Tous les adjoints de Mike Sullivan ont été congédiés après l'élimination des Penguins.
Tous les adjoints de Mike Sullivan ont été congédiés après l'élimination des Penguins.

Jacques Martin écope pour l’élimination des Penguins

Martin Comtois
Martin Comtois
Le Droit
Jim Rutherford n’a pas perdu de temps. Une journée après avoir critiqué la contre-performance de son équipe dans la ronde de qualification contre le Canadien, le directeur général des Penguins de Pittsburgh a mis à la porte, mercredi, tous les adjoints de son entraîneur-chef Mike Sullivan.

Ce ménage emporte le doyen des instructeurs de la LNH en Jacques Martin, qui fêtera ses 68 ans en octobre. L’ancien coach des Sénateurs travaillait à Pittsburgh depuis 2013, d’abord sous les ordres de Dan Bylsma puis Sullivan.
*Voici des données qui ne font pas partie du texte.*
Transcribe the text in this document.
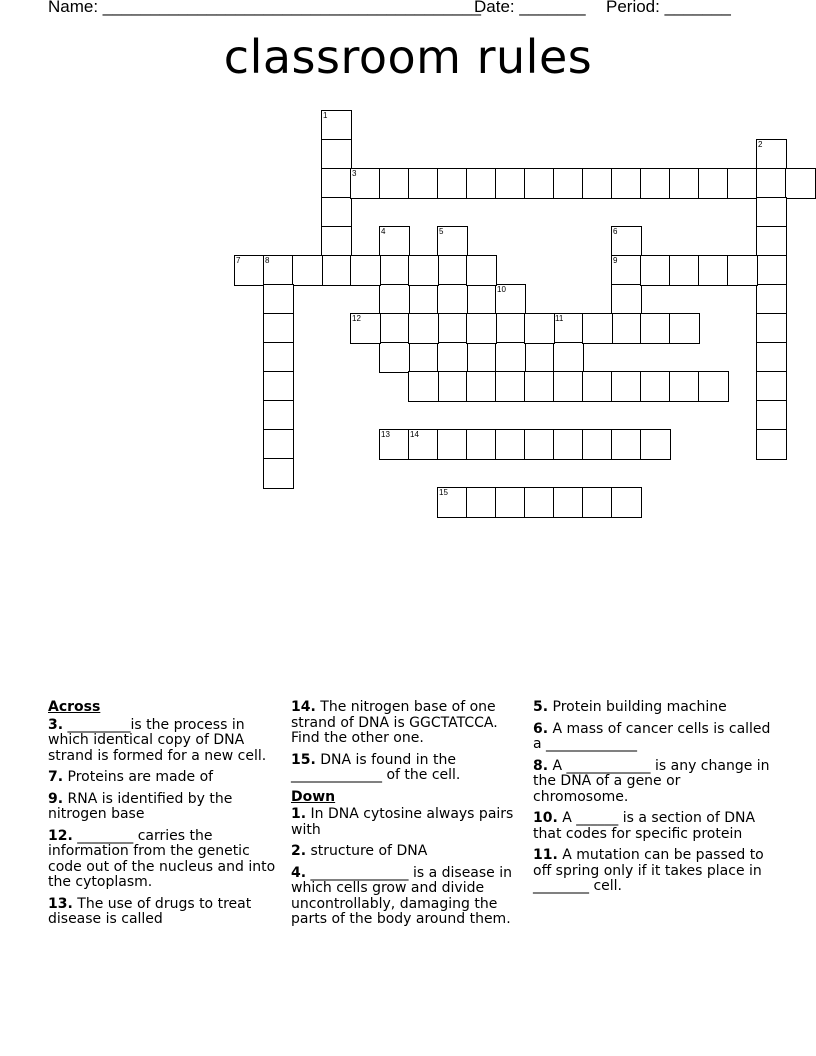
Name: ________________________________________
Date: _______ Period: _______
classroom rules
1
2
4	5	6
7	8	9
10
11
13
3
12
14
15
Across
3. _________is the process in which identical copy of DNA strand is formed for a new cell.
7. Proteins are made of
9. RNA is identified by the nitrogen base
12. ________ carries the information from the genetic code out of the nucleus and into the cytoplasm.
13. The use of drugs to treat disease is called
14. The nitrogen base of one strand of DNA is GGCTATCCA. Find the other one.
15. DNA is found in the _____________ of the cell.
Down
1. In DNA cytosine always pairs with
2. structure of DNA
4. ______________ is a disease in which cells grow and divide uncontrollably, damaging the parts of the body around them.
5. Protein building machine
6. A mass of cancer cells is called a _____________
8. A ____________ is any change in the DNA of a gene or chromosome.
10. A ______ is a section of DNA that codes for specific protein
11. A mutation can be passed to off spring only if it takes place in ________ cell.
Martin dirigeait la défensive des Penguins en plus de superviser les unités envoyées en désavantage numérique. Il avait été louangé pour son travail à soutirer le maximum d’une brigade rapiécée lors des conquêtes de la coupe Stanley en 2016 et 2017.
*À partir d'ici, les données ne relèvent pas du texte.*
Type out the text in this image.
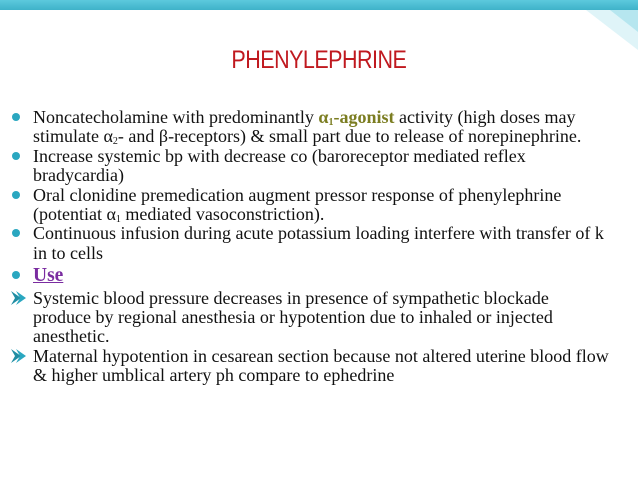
PHENYLEPHRINE

Noncatecholamine with predominantly $\alpha_1$-agonist activity (high doses may stimulate $\alpha_2-$ and β-receptors) & small part due to release of norepinephrine.

Increase systemic bp with decrease co (baroreceptor mediated reflex bradycardia)

Oral clonidine premedication augment pressor response of phenylephrine (potentiat $\alpha_1$ mediated vasoconstriction).

Continuous infusion during acute potassium loading interfere with transfer of k in to cells

Use

Systemic blood pressure decreases in presence of sympathetic blockade produce by regional anesthesia or hypotention due to inhaled or injected anesthetic.

Maternal hypotention in cesarean section because not altered uterine blood flow & higher umblical artery ph compare to ephedrine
Les Penguins arrivaient au neuvième rang au chapitre de leur efficacité en infériorité numérique, la saison dernière.

«Nous entamons une révision de notre organisation puisque nous avons sous-performé dans les éliminatoires depuis deux ans. Nous estimons que nous devons changer la dynamique de notre personnel d’entraîneurs, a soutenu Rutherford dans un communiqué de presse.

«La barre est haute ici à Pittsburgh. Nous voulons continuer à nous battre pour des conquêtes de la coupe Stanley. Le message à nos partisans, c’est qu’il ne s’agit pas d’une reconstruction. Ce sont plutôt des ajustements qui seront apportés.»

En plus de Martin, Mark Recchi et Sergei Gonchar ont écopé. Le premier s’occupait de l’attaque des Penguins et du jeu de puissance.

La bande à Sidney Crosby et Evgeni Malkin n’a gagné que trois de ses 14 dernières parties éliminatoires depuis 2018.

«Je sais à quel point ces gars travaillent fort, a soutenu Sullivan au Pittsburgh Pozt-Gazette en parlant de ses adjoints dont les contrats ne seront pas renouvelés.

«Ils sont d’excellents entraîneurs et surtout mes amis. Nous avons vécu tellement d’épreuves et d’émotions ensemble. Mais quand les attentes sont élevées et qu’une équipe ne connaît pas les succès escomptés, le changement s’avère inévitable. Il faut tous assumer une partie du blâme. Et ça commence avec moi.»

Il a été impossible de parler mercredi à Jacques Martin, qui dirige dans la LNH depuis 1986. Il a fait des arrêts à Saint-Louis, Ottawa, la Floride et Montréal en tant qu’entraîneur-chef. À cela s’ajoutent des séjours chez les Blackhawks de Chicago, les Nordiques de Québec et l’Avalanche du Colorado dans le rôle d’adjoint.

Le Franco-Ontarien de Saint-Pascal-Baylon a gagné le trophée Jack-Adams remis à l’entraîneur-chef de l’année en 1998-1999. Il avait alors mené les Sénateurs à une saison de 44 victoires et 103 points.